The school mascot during my middle school-aged years was a Spartan.

“The mighty, mighty Spartans” so went the school song.

The school colors were purple and white.

While memories about the former Garfield Elementary School surfaced when the renovated building was opened to the public last month, the photograph of the Abilene High School in Tuesday’s newspaper also jarred flashbacks for me.

Even though I sometimes feel like I attended that high school back in the 1950s, I actually wandered those halls when it was the Abilene Junior High.

Kinda makes one start singing “Memories.”

Many of the recollections of those two years at the school that was once located on Buckeye Avenue aren’t the fondest.

• Navigating the two-story building on the first day of school. (They didn’t have Meet the Teacher Day or Orientation Day back then.)

• Being thrown into classrooms with students I didn’t know, but being happy to at least find the right classroom.

• Forgetting my locker combination. (If I was able to actually find the locker.)

• Signed paddles hanging on the walls in most classrooms, even in the office of the girls’ PE teacher. (She may have hit the hardest.)

• Getting weekly grade slips, and naturally failing in English. (By failing two classes, one was not allowed to suit up for sports the next game so I was motivated to keep the grades up.)

• Being told over and over that I was “going to work with my hands.” (Probably because of that English grade and yes, I still struggle with grammar.)

• Getting sent home for wearing bellbottom pants. (They weren’t even jeans.)

• Detention.

• Fights across the street off school grounds. (They were usually broken up by Coach Gil Green.)

• Sweating indoors when the temperature topped 90 degrees and just a box fan was in a window if the window would open far enough. (But walking through the rain or snow each day at noon for lunch at Garfield.)

• Tipping the scales at 100 pounds which was not an asset when I was on the football field.

• Walking to the City Building to play basketball games because the court at the junior high was too small. (How in blazes did the high school team play on that court? The movie Hoosiers was based on a true story of high school basketball in 1954.)

• Attempting to sing in Mr. Gerald Laudermilk’s music class. (I wasn’t much better with the recorder, which we called a flute-a-phone.)

There were some good times, mostly not related to the three Rs.

• Maybe football wasn’t so fun, but basketball and golf were a blast. (Yes, they had golf in junior high. I found my junior high sports letter with several medals still attached.)

• Managing to not cut off a finger in Mr. George Missimer’s shop class. (Yes, I was working with my hands.)

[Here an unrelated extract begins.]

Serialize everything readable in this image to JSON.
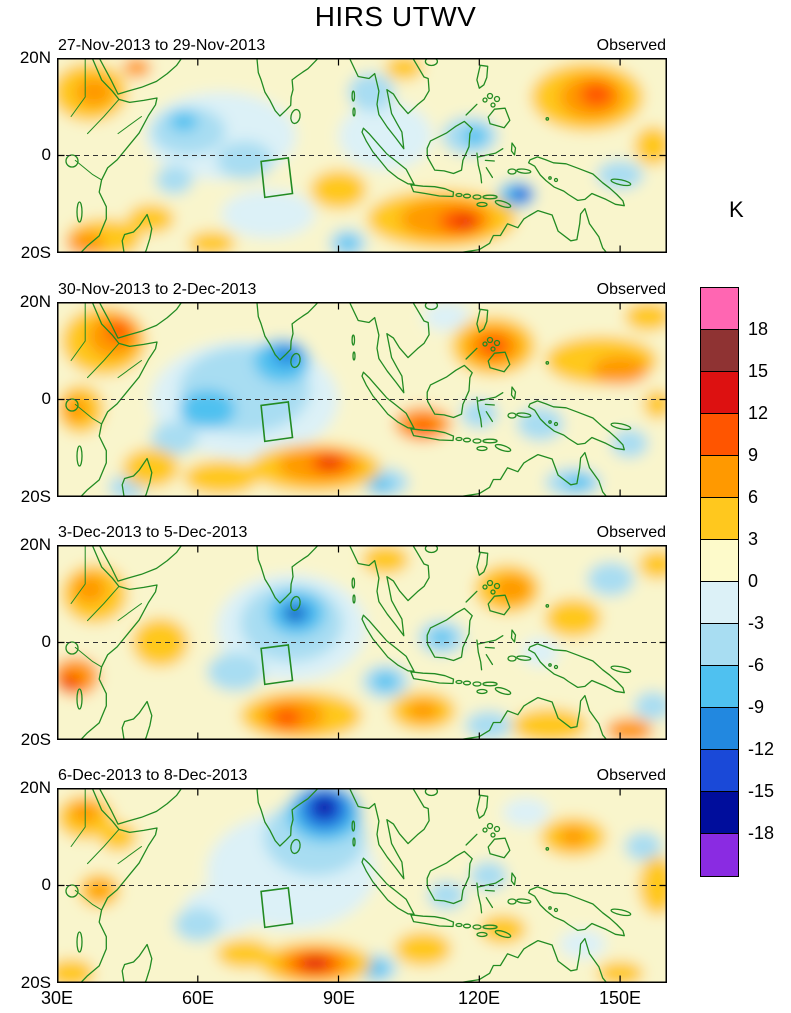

• Gym class where we were exposed to other sports like wrestling and boxing.

• Not getting paddled by Mr. Missimer. (But then he was the golf coach and I think the paddles were mainly just to scare the students into behaving.)

• Sock hops. (Then getting harassed by other boys for apparently dancing with the wrong coed.)

• Having three Tims sitting together in class. (We didn’t confuse the teacher on purpose. Honestly.)

• Meeting a cute girl with long hair with big blue eyes. (Though I was too shy to say hello right away.)

I hope the kids this week are making lots of good memories right now in spite of the unusual routines and guidelines for 2020.